Anger can be right and justifiable because sin and unrighteous actions are wrong. Here is where the rubber meets the road or the plank gets in the eye. I easily go into a fight fire with fire mode. I get angry. I get forceful. I get “high and mighty.” However, I am not given permission to act as one who is superior to anyone else. There is no allowance for me to execute punishment that is more severe or less grace-filled than what I received. My actions and attitudes must reflect Christ. These actions should move towards redemption and restoration.
The plank reminds me that I am no better than the person at whom I am angry. The plank reminds me that I was forgiven, loved, and given grace even though I’ve used hateful and angry words. The plank reminds me that I have been forgiven an unforgiveable debt.

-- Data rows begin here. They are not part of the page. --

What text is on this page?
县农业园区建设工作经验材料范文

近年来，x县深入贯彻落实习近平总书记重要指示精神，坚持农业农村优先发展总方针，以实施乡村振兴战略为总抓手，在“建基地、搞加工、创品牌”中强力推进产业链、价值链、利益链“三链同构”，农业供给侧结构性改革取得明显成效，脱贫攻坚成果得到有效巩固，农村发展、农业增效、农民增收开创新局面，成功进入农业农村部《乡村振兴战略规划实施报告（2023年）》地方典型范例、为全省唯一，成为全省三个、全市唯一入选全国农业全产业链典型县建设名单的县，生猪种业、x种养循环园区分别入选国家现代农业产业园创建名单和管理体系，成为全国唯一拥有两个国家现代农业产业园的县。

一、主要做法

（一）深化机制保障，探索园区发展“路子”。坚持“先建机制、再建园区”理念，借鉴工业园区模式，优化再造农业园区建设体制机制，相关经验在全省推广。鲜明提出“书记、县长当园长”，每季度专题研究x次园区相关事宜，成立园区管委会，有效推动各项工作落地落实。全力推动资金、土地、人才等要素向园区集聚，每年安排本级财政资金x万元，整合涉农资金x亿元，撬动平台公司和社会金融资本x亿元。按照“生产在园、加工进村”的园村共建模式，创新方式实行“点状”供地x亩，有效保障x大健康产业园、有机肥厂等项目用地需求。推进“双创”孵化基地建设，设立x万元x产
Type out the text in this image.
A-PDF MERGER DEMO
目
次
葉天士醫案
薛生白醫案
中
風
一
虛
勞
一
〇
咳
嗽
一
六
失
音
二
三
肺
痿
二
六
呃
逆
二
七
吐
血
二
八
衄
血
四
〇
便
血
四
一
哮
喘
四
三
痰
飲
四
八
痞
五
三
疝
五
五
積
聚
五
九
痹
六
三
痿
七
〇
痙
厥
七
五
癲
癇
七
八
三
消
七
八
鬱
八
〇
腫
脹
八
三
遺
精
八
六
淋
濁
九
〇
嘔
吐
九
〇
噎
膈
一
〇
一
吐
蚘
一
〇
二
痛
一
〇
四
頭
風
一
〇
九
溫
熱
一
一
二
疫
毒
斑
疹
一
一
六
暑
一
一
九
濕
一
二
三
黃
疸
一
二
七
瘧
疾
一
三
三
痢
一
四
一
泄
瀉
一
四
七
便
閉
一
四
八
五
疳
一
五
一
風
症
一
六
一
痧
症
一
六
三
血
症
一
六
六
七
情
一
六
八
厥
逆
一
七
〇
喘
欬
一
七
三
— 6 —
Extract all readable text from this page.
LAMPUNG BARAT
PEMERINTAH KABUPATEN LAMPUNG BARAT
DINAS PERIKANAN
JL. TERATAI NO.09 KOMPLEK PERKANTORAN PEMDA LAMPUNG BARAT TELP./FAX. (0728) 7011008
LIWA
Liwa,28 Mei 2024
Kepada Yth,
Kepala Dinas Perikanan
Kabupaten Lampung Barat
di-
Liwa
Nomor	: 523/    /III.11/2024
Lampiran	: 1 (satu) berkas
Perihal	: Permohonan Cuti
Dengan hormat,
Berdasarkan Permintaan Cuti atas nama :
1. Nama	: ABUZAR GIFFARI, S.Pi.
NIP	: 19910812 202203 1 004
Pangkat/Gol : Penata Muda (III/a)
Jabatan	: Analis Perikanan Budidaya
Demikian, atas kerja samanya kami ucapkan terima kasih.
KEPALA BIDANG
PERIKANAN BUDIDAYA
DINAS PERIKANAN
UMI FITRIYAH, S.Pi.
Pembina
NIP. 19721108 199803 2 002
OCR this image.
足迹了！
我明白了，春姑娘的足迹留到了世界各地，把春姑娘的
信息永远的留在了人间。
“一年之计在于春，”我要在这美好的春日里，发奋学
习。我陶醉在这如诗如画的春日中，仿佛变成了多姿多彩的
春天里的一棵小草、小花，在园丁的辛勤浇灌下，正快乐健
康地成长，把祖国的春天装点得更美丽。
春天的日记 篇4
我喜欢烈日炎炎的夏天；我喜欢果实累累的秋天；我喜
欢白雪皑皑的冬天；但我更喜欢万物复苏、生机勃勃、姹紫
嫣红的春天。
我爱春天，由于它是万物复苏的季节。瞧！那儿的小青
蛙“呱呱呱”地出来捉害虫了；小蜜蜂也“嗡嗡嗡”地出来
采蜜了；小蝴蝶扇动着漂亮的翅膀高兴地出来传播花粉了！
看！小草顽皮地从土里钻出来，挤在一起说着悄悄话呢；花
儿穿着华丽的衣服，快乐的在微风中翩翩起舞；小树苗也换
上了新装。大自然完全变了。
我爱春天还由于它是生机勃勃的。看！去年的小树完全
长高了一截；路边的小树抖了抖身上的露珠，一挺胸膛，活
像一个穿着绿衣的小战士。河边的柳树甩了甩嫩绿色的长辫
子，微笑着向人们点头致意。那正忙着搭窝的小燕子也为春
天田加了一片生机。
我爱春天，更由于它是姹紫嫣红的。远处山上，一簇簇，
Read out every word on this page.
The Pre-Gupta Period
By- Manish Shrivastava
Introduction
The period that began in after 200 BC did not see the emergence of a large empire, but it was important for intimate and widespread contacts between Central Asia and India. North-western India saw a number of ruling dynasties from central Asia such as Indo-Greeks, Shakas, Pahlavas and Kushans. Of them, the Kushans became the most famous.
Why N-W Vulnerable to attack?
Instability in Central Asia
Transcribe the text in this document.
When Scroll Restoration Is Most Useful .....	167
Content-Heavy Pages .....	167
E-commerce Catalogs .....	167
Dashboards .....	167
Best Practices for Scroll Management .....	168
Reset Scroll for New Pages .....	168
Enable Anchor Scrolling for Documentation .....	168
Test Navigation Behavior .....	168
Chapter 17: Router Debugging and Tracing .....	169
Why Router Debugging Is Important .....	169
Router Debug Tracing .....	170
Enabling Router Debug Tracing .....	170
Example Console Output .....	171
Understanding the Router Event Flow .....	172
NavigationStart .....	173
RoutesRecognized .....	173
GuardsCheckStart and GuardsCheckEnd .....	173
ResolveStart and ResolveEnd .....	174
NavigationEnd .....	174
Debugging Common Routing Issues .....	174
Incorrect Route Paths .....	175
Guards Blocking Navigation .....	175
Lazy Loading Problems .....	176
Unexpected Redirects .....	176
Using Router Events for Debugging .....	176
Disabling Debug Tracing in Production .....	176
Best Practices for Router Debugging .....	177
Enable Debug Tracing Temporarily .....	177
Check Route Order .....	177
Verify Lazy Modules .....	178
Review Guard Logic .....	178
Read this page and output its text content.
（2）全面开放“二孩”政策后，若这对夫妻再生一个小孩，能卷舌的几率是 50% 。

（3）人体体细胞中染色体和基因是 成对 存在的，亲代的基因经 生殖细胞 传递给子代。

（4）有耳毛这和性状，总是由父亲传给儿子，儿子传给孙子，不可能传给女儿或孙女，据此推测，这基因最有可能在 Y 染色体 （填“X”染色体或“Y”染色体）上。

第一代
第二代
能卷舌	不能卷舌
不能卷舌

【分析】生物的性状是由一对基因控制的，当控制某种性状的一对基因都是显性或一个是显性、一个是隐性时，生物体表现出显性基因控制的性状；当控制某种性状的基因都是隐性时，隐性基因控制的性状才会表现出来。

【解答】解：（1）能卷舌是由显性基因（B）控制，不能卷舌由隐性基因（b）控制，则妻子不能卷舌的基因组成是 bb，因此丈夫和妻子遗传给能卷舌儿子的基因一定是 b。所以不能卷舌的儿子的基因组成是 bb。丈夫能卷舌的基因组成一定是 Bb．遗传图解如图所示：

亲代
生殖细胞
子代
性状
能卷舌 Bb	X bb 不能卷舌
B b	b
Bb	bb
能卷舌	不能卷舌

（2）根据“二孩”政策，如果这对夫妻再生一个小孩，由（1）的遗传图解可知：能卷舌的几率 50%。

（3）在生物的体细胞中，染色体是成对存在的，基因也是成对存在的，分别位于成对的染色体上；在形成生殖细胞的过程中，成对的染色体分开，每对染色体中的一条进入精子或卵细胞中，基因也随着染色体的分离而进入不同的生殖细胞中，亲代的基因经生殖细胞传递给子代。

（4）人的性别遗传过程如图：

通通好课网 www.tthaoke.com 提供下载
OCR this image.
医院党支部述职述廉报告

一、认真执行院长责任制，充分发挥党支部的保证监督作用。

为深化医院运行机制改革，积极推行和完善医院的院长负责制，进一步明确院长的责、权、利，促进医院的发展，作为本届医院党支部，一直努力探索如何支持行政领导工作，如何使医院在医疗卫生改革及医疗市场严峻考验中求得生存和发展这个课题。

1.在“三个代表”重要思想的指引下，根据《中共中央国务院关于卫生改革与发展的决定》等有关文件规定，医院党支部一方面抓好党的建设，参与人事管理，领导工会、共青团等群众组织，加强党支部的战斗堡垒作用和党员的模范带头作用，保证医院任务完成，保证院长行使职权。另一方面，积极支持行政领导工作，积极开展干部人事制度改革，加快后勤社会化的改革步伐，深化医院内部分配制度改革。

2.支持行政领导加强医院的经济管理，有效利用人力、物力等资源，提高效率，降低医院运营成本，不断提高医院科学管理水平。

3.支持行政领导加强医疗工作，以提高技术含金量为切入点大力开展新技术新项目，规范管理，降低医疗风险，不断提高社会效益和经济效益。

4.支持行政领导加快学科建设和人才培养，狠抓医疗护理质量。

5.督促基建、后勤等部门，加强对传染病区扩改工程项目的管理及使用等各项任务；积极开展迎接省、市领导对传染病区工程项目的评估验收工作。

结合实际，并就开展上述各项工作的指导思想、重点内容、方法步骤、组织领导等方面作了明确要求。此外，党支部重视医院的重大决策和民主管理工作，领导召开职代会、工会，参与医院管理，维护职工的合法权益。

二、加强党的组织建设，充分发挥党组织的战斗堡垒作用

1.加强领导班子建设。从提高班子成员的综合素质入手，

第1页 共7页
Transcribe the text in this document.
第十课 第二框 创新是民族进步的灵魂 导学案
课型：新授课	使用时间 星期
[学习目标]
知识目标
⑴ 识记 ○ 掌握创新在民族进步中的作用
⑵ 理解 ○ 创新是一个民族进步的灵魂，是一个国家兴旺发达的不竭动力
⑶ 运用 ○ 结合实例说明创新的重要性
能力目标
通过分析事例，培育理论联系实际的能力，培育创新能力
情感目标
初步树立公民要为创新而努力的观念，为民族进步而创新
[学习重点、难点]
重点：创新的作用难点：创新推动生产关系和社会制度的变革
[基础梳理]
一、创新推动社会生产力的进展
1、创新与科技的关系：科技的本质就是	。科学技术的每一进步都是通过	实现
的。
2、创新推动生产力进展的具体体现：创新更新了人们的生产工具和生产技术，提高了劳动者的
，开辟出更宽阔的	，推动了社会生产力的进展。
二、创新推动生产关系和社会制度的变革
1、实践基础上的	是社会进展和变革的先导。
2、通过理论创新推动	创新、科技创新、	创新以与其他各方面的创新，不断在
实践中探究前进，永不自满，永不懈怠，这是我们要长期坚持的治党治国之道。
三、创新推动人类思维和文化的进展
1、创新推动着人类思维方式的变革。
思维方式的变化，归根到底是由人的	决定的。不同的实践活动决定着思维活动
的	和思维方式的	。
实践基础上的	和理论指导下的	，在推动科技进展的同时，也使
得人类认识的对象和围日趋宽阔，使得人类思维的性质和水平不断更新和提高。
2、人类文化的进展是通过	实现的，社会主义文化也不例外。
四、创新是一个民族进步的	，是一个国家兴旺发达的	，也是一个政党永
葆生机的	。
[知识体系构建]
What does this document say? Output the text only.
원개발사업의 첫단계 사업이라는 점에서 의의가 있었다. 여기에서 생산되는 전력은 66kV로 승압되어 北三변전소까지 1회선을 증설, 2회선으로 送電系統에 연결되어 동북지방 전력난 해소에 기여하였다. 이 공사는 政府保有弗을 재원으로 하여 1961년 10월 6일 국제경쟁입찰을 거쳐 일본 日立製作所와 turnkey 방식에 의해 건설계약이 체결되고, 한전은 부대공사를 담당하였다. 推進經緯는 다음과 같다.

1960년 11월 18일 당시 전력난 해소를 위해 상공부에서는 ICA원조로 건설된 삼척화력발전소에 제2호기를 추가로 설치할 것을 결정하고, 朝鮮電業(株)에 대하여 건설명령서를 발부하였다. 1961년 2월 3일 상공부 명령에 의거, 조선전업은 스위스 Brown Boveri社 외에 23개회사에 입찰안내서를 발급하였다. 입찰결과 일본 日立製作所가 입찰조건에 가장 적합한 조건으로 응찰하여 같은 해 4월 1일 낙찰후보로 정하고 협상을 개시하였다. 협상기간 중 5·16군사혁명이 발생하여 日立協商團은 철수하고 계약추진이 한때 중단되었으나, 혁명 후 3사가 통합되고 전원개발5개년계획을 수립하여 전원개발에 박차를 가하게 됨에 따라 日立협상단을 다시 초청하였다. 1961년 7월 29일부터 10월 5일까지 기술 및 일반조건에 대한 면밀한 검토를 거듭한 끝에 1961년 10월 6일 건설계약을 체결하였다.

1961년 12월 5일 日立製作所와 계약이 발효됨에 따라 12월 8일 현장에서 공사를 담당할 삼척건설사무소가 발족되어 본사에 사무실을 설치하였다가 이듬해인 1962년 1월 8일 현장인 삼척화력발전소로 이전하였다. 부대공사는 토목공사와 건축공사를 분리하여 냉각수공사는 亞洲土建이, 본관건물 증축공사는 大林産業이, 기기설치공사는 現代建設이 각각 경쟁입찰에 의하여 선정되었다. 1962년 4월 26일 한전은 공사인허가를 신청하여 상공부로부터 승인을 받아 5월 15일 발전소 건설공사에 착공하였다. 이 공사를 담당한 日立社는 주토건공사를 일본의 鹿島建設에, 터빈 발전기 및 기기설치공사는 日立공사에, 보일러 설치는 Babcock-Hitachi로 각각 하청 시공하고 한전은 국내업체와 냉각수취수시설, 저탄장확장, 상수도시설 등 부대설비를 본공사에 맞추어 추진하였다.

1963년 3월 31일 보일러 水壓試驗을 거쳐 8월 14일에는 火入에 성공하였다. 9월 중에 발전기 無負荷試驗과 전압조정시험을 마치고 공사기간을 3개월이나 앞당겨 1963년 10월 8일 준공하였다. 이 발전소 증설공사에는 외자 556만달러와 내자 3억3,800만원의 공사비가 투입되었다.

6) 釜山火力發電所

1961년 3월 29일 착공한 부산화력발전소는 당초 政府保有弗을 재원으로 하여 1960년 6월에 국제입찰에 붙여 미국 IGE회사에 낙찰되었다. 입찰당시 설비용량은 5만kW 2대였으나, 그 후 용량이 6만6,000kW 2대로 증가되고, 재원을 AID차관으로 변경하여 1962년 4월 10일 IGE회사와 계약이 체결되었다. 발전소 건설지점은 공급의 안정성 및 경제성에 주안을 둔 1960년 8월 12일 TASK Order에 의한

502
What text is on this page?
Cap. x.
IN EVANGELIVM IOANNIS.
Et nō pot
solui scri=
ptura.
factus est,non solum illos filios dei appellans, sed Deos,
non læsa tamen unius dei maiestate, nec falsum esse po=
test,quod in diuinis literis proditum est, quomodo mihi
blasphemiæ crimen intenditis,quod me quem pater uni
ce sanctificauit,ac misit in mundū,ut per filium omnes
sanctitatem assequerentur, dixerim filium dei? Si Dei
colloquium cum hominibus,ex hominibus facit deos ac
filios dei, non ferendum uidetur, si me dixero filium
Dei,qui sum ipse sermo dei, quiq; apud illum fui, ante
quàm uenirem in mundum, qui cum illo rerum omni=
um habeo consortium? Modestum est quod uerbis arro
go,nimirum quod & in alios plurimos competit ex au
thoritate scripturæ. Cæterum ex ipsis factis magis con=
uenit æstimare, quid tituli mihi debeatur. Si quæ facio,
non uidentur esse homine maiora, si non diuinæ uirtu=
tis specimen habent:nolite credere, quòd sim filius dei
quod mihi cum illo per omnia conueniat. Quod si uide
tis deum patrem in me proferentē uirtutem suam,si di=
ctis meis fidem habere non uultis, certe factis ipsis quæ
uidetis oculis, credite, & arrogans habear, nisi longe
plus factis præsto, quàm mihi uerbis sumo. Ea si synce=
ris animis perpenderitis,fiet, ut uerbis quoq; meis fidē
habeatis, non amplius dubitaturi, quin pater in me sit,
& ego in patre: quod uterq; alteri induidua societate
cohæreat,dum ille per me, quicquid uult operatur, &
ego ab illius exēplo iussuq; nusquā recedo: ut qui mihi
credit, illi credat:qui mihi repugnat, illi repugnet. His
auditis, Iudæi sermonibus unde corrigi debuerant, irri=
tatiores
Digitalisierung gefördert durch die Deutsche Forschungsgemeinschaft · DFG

My problem is that punishment and retribution come easily for me. They are my autopilot reactions. They come as easily as breathing. I can execute them perfectly with no planning at all. Despite the ease with which I execute these things, I do not believe this is Jesus wants me to live. If I am going to carry the name of Christ, I must change my unthinking actions. I must admit my need for the Holy Spirit’s strength and empowerment.
With the Holy Spirit’s prodding, I will look at my neighbor as if it were me. And I know me, I don’t respond well to yelling and name calling.
You may ask what to do if they continue to act in ungracious, mean, and hurtful ways. I think I think that that is what it means to ask someone to leave the fellowship. I would remind them that the door for return is always open and that we are always ready and willing to forgive. So, should they decide that they have erred and ask for forgiveness, they will receive it.
Forgive me my sins as I have forgiven others. Help me to love people the way you have loved me.